Investor confidence has taken a hit, with M&S shares falling 11% since the attack, wiping more than £1 billion off its market value. This comes at a particularly challenging time for the retailer, which had been making strides in its turnaround strategy. In its latest full-year results to March, M&S reported a 22% rise in headline profits to £875.5 million, the highest level in over 15 years. Yet statutory pre-tax profit dropped by 23.9%, largely due to a £248.5 million impairment on its Ocado Retail stake.
The £300 million cost of recovery and reputational repair now threatens to derail some of M&S’s recent progress, even as Machin insists that the company is “in a stronger financial position” to weather the storm. Plans for capital investment, which were expected to increase to £650 million this year, will now need to accommodate extensive recovery efforts. Executive pay has also come under scrutiny, with Machin set to lose £1 million in incentives related to the group’s compromised performance metrics.

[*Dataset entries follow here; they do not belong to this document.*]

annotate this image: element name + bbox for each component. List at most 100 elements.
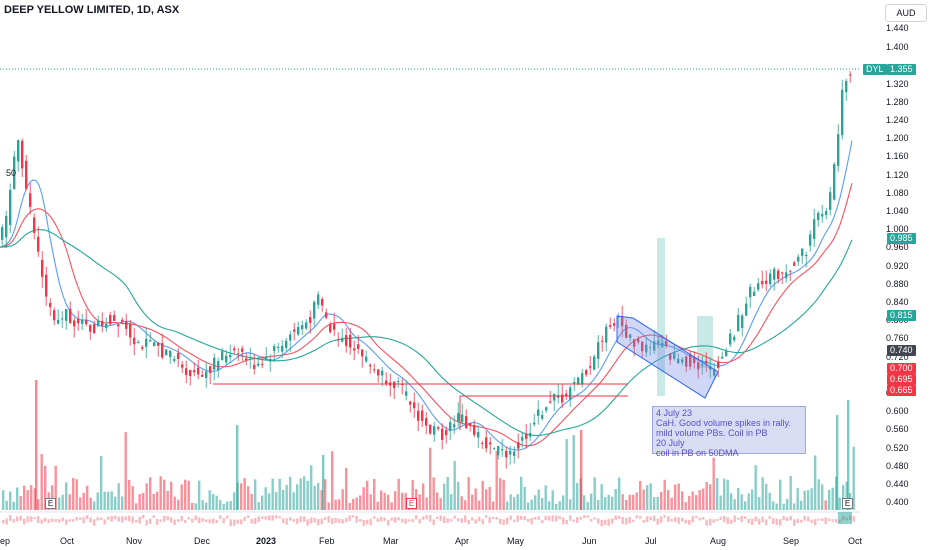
volume-bar bbox=[604, 497, 607, 510]
candle-body bbox=[197, 367, 200, 375]
volume-bar bbox=[744, 501, 747, 510]
candle-body bbox=[401, 384, 404, 386]
candle-body bbox=[669, 353, 672, 360]
candle-body bbox=[777, 270, 780, 279]
indicator-bar bbox=[614, 515, 617, 521]
indicator-bar bbox=[835, 519, 838, 523]
candle-body bbox=[53, 310, 56, 321]
candle-body bbox=[369, 364, 372, 367]
indicator-bar bbox=[443, 516, 446, 523]
candle-body bbox=[29, 193, 32, 207]
candle-body bbox=[709, 366, 712, 370]
volume-bar bbox=[646, 485, 649, 510]
volume-bar bbox=[404, 493, 407, 510]
candle-body bbox=[441, 428, 444, 440]
volume-bar bbox=[765, 483, 768, 510]
price-tick-label: 1.400 bbox=[886, 42, 909, 52]
candle-body bbox=[185, 368, 188, 376]
volume-bar bbox=[124, 432, 127, 510]
currency-button[interactable]: AUD bbox=[885, 4, 927, 22]
candle-body bbox=[465, 416, 468, 429]
price-tick-label: 1.000 bbox=[886, 224, 909, 234]
price-chart[interactable] bbox=[0, 0, 860, 550]
indicator-bar bbox=[474, 519, 477, 524]
volume-bar bbox=[499, 478, 502, 510]
volume-bar bbox=[310, 465, 313, 510]
indicator-bar bbox=[513, 519, 516, 523]
indicator-bar bbox=[642, 519, 645, 523]
candle-body bbox=[741, 315, 744, 328]
candle-body bbox=[285, 340, 288, 348]
volume-bar bbox=[457, 481, 460, 510]
volume-bar bbox=[166, 490, 169, 510]
indicator-bar bbox=[387, 519, 390, 526]
indicator-bar bbox=[369, 518, 372, 526]
ma-line-slow bbox=[0, 229, 853, 437]
annotation-box[interactable] bbox=[652, 406, 806, 454]
indicator-bar bbox=[471, 517, 474, 521]
price-tick-label: 1.200 bbox=[886, 133, 909, 143]
indicator-bar bbox=[667, 516, 670, 523]
candle-body bbox=[525, 433, 528, 439]
candle-body bbox=[61, 318, 64, 320]
volume-bar bbox=[478, 500, 481, 510]
indicator-bar bbox=[656, 518, 659, 525]
indicator-bar bbox=[723, 515, 726, 523]
candle-body bbox=[329, 324, 332, 333]
volume-bar bbox=[373, 478, 376, 510]
volume-bar bbox=[250, 493, 253, 510]
volume-bar bbox=[362, 487, 365, 510]
candle-body bbox=[129, 323, 132, 338]
volume-bar bbox=[803, 490, 806, 510]
price-badge-985: 0.985 bbox=[887, 233, 916, 244]
earnings-marker[interactable]: E bbox=[45, 498, 56, 509]
candle-body bbox=[37, 236, 40, 252]
volume-bar bbox=[730, 493, 733, 510]
candle-body bbox=[17, 140, 20, 162]
volume-bar bbox=[355, 497, 358, 510]
time-tick-label: Jul bbox=[645, 536, 657, 546]
indicator-bar bbox=[481, 519, 484, 525]
indicator-bar bbox=[257, 516, 260, 523]
indicator-bar bbox=[390, 517, 393, 521]
volume-bar bbox=[352, 498, 355, 510]
price-tick-label: 0.520 bbox=[886, 443, 909, 453]
indicator-bar bbox=[688, 519, 691, 525]
price-tick-label: 1.280 bbox=[886, 97, 909, 107]
earnings-marker[interactable]: E bbox=[842, 498, 853, 509]
volume-bar bbox=[376, 501, 379, 510]
indicator-bar bbox=[226, 515, 229, 519]
volume-bar bbox=[96, 492, 99, 510]
candle-body bbox=[469, 423, 472, 426]
indicator-bar bbox=[110, 516, 113, 522]
candle-body bbox=[633, 339, 636, 347]
candle-body bbox=[81, 320, 84, 324]
indicator-bar bbox=[282, 518, 285, 524]
candle-body bbox=[765, 280, 768, 284]
candle-body bbox=[521, 436, 524, 441]
volume-bar bbox=[716, 477, 719, 510]
indicator-bar bbox=[68, 519, 71, 522]
time-tick-label: Feb bbox=[319, 536, 335, 546]
earnings-marker[interactable]: E bbox=[406, 498, 417, 509]
indicator-bar bbox=[495, 516, 498, 520]
candle-body bbox=[657, 340, 660, 344]
annotation-line-5: coil in PB on 50DMA bbox=[656, 448, 739, 458]
volume-bar bbox=[425, 497, 428, 510]
candle-body bbox=[645, 344, 648, 353]
volume-bar bbox=[471, 494, 474, 510]
candle-body bbox=[589, 366, 592, 368]
indicator-bar bbox=[534, 516, 537, 520]
indicator-bar bbox=[366, 519, 369, 525]
price-tick-label: 1.320 bbox=[886, 79, 909, 89]
volume-bar bbox=[681, 491, 684, 510]
indicator-bar bbox=[593, 517, 596, 520]
volume-bar bbox=[100, 456, 103, 510]
indicator-bar bbox=[397, 517, 400, 521]
indicator-bar bbox=[719, 516, 722, 520]
indicator-bar bbox=[572, 519, 575, 522]
volume-bar bbox=[453, 460, 456, 510]
indicator-bar bbox=[523, 516, 526, 521]
volume-bar bbox=[401, 492, 404, 510]
chart-area[interactable] bbox=[0, 0, 860, 550]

As M&S works to resolve the aftermath of the breach, pressure mounts to reassure both shareholders and customers about the long-term resilience of the brand. Shareholders have called for more decisive communication and tighter scrutiny over third-party collaborations to prevent similar breaches in the future. A full recovery will be critical to maintaining investor trust and continuing the company’s modernisation plans.